A problem hampering growth has been foreign-exchange shortages, a result, Hailemariam said, of a widening gap between exports and imports. The country’s trade deficit quadrupled to $14 billion in 2016 from $3.19 billion a decade earlier, as imports grew by a similar margin, according to United Nations data. Ethiopia’s central bank devalued its currency by 15 percent in October to boost export earnings.
Two weeks into office, Abiy told local business leaders that what he described as a foreign-currency crisis could last two decades. Hailemariam said he expects the problem to last “maybe a decade or a decade and a half as experience shows elsewhere,” citing China at an earlier stage of its development.
“It is export-led industrialization that helps to bring more foreign currency and on the other hand helps the forex problem to be resolved,” he said. “Our structural transformation into industrial development, especially in manufacturing, has been a little bit delayed.”
Hailemariam said a 17-day meeting in December of the EPRDF’s 36-member politburo identified areas for reform including corruption and bad governance, the trade regime and licensing, land administration, administration of public contracts, and tax and customs.
In his last year in office, Hailemariam presided over a purge of alleged corruption that led to the arrests of dozens of officials including a state minister of finance. That, he said, will likely continue under his successor.

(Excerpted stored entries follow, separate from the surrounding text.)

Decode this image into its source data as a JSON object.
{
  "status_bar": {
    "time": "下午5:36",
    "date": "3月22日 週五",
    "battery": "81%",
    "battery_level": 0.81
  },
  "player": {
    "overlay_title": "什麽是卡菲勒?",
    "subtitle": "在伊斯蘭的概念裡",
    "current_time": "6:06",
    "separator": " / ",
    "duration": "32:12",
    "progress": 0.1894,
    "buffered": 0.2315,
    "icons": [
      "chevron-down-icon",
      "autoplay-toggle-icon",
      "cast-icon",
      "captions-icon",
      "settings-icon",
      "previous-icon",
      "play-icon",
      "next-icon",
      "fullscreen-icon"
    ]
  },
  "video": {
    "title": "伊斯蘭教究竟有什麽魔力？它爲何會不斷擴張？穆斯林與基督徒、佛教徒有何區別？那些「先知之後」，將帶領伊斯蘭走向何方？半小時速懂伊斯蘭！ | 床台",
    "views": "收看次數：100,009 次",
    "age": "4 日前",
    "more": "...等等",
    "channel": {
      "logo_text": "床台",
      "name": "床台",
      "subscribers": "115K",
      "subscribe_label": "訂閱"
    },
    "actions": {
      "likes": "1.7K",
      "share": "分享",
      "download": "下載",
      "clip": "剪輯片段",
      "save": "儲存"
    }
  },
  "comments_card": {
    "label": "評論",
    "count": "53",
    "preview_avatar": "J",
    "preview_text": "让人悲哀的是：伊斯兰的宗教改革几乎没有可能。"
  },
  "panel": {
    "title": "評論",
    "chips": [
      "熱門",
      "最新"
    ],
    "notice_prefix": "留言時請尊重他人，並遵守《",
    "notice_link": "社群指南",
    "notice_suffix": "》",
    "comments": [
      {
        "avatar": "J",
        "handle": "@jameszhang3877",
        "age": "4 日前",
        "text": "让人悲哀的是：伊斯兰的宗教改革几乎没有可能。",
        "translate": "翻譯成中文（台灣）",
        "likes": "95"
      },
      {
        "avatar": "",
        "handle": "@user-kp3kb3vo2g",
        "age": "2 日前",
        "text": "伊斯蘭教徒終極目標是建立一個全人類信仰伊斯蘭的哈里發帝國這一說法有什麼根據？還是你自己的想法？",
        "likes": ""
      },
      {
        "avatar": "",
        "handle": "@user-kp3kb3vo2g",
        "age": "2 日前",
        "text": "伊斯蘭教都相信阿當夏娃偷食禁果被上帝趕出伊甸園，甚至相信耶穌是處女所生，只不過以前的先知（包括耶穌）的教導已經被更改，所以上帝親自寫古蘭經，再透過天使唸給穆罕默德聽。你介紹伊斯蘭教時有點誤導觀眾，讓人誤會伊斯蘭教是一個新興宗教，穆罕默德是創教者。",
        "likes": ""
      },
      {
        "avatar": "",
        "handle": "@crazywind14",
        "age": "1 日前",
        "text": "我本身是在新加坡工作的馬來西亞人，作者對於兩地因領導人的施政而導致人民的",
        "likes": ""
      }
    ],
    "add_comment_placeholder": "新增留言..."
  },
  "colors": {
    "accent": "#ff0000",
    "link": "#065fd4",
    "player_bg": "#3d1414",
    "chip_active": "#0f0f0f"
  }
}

Abiy, who previously served as deputy president in the restive Oromia region, “has been a very prominent fighter of corruption” there, which can be “extrapolated to the national stage,” Hailemariam said. Abiy at the December meeting showed “adamant” support for the consensus of rooting out corruption, according to the ex-prime minister.
(Corrects third paragraph after Hailemariam clarifies he was referring to the ruling party’s politburo, not it’s council.)